Personal information
- Full name: Matías Nicolás Marín Vega
- Date of birth: 19 December 1999 (age 26)
- Place of birth: Viña del Mar, Chile
- Height: 1.69 m (5 ft 7 in)
- Position: Midfielder

Team information
- Current team: Deportes La Serena (on loan from Belgrano)

Youth career
- 2010–2018: Santiago Wanderers

Senior career*
- Years: Team / Apps / (Gls)
- 2018–2021: Santiago Wanderers / 74 / (5)
- 2022–2023: O'Higgins / 40 / (9)
- 2023–: Belgrano / 24 / (2)
- 2025: → Unión Española (loan) / 11 / (2)
- 2026–: → Deportes La Serena (loan) / 13 / (1)

International career^{‡}
- 2015: Chile U17
- 2019: Chile U20 / 3 / (0)

= Matías Marín =

Chilean footballer (born 1999)

Matías Nicolás Marín Vega (born 19 December 1999) is a professional footballer who plays as a midfielder for Deportes La Serena on loan from Argentine club Belgrano.

==Club career==
He joined Santiago Wanderers Youth Team at the age of 11. He signed his first professional contract on June 30, 2018, but he had made his official debut in the 2018 Primera B match against Cobreloa on June 3. Along with Santiago Wanderers, he got promotion to Chilean Primera División after becoming 2019 Primera B champion.

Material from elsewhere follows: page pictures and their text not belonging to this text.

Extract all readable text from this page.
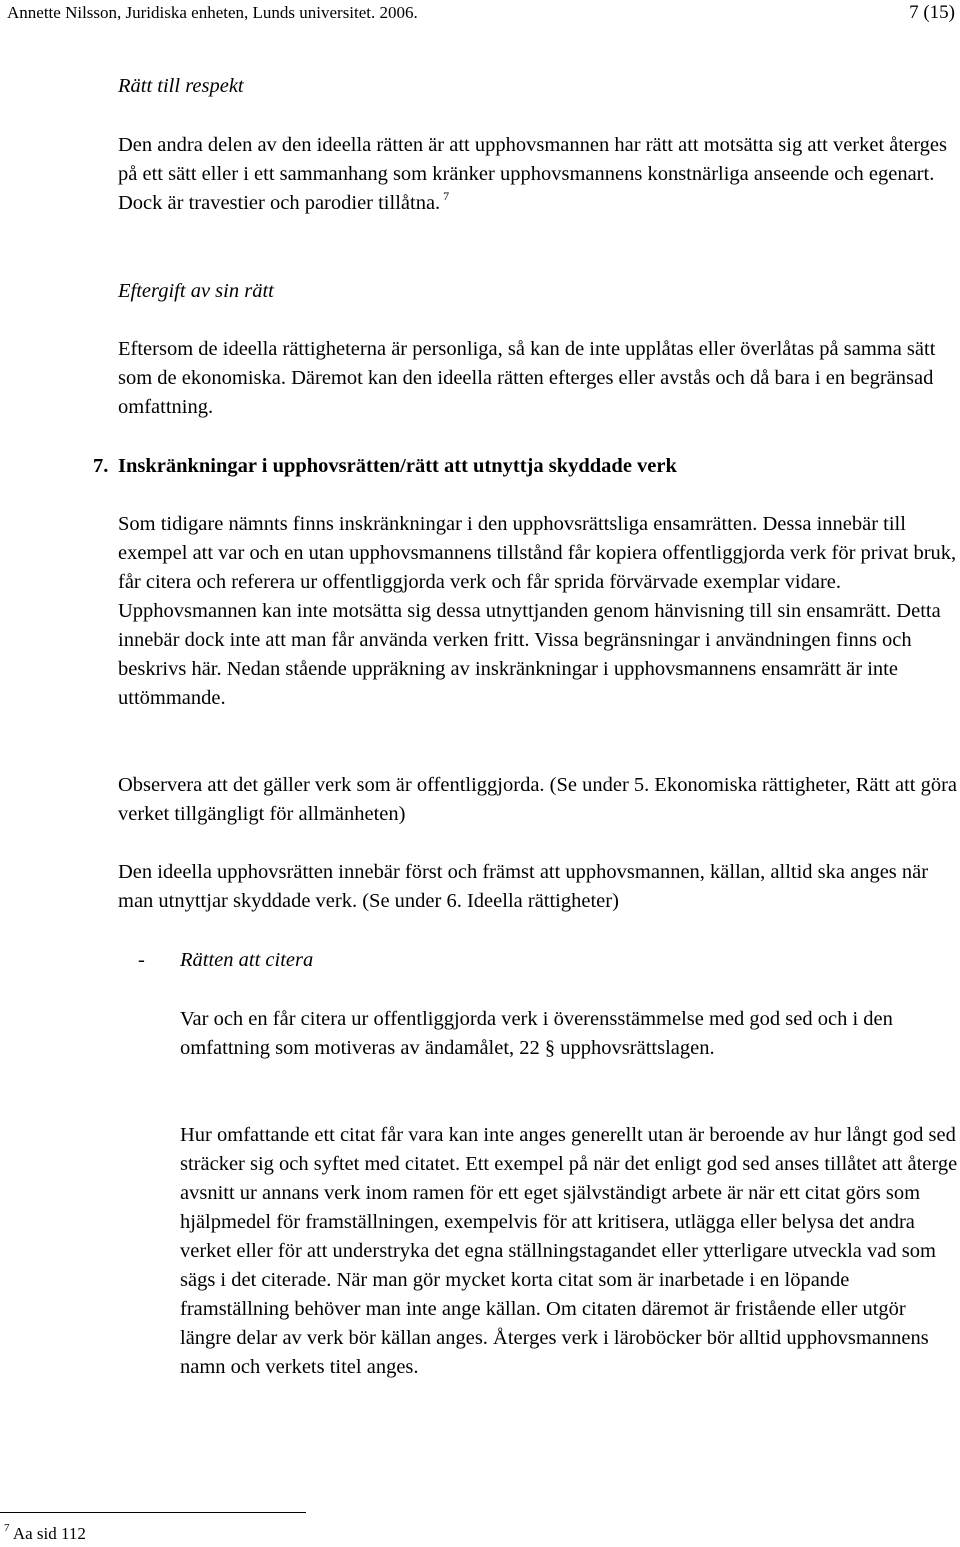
Annette Nilsson, Juridiska enheten, Lunds universitet. 2006.	7 (15)

Rätt till respekt

Den andra delen av den ideella rätten är att upphovsmannen har rätt att motsätta sig att verket återges på ett sätt eller i ett sammanhang som kränker upphovsmannens konstnärliga anseende och egenart. Dock är travestier och parodier tillåtna. $^7$

Eftergift av sin rätt

Eftersom de ideella rättigheterna är personliga, så kan de inte upplåtas eller överlåtas på samma sätt som de ekonomiska. Däremot kan den ideella rätten efterges eller avstås och då bara i en begränsad omfattning.

7. Inskränkningar i upphovsrätten/rätt att utnyttja skyddade verk

Som tidigare nämnts finns inskränkningar i den upphovsrättsliga ensamrätten. Dessa innebär till exempel att var och en utan upphovsmannens tillstånd får kopiera offentliggjorda verk för privat bruk, får citera och referera ur offentliggjorda verk och får sprida förvärvade exemplar vidare. Upphovsmannen kan inte motsätta sig dessa utnyttjanden genom hänvisning till sin ensamrätt. Detta innebär dock inte att man får använda verken fritt. Vissa begränsningar i användningen finns och beskrivs här. Nedan stående uppräkning av inskränkningar i upphovsmannens ensamrätt är inte uttömmande.

Observera att det gäller verk som är offentliggjorda. (Se under 5. Ekonomiska rättigheter, Rätt att göra verket tillgängligt för allmänheten)

Den ideella upphovsrätten innebär först och främst att upphovsmannen, källan, alltid ska anges när man utnyttjar skyddade verk. (Se under 6. Ideella rättigheter)

- Rätten att citera

Var och en får citera ur offentliggjorda verk i överensstämmelse med god sed och i den omfattning som motiveras av ändamålet, 22 § upphovsrättslagen.

Hur omfattande ett citat får vara kan inte anges generellt utan är beroende av hur långt god sed sträcker sig och syftet med citatet. Ett exempel på när det enligt god sed anses tillåtet att återge avsnitt ur annans verk inom ramen för ett eget självständigt arbete är när ett citat görs som hjälpmedel för framställningen, exempelvis för att kritisera, utlägga eller belysa det andra verket eller för att understryka det egna ställningstagandet eller ytterligare utveckla vad som sägs i det citerade. När man gör mycket korta citat som är inarbetade i en löpande framställning behöver man inte ange källan. Om citaten däremot är fristående eller utgör längre delar av verk bör källan anges. Återges verk i läroböcker bör alltid upphovsmannens namn och verkets titel anges.

$^7$ Aa sid 112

After playing for O'Higgins in 2022–23, Marín moved to Argentine Primera División side Belgrano in the second half of 2023. In January 2025, he was loaned out to Unión Española for a year. The next season, he was loaned out to Deportes La Serena.

==International career==
In 2015, he represented Chile U17 in some friendly matches and Chile U20 at the 2019 South American U-20 Championship, making three appearances.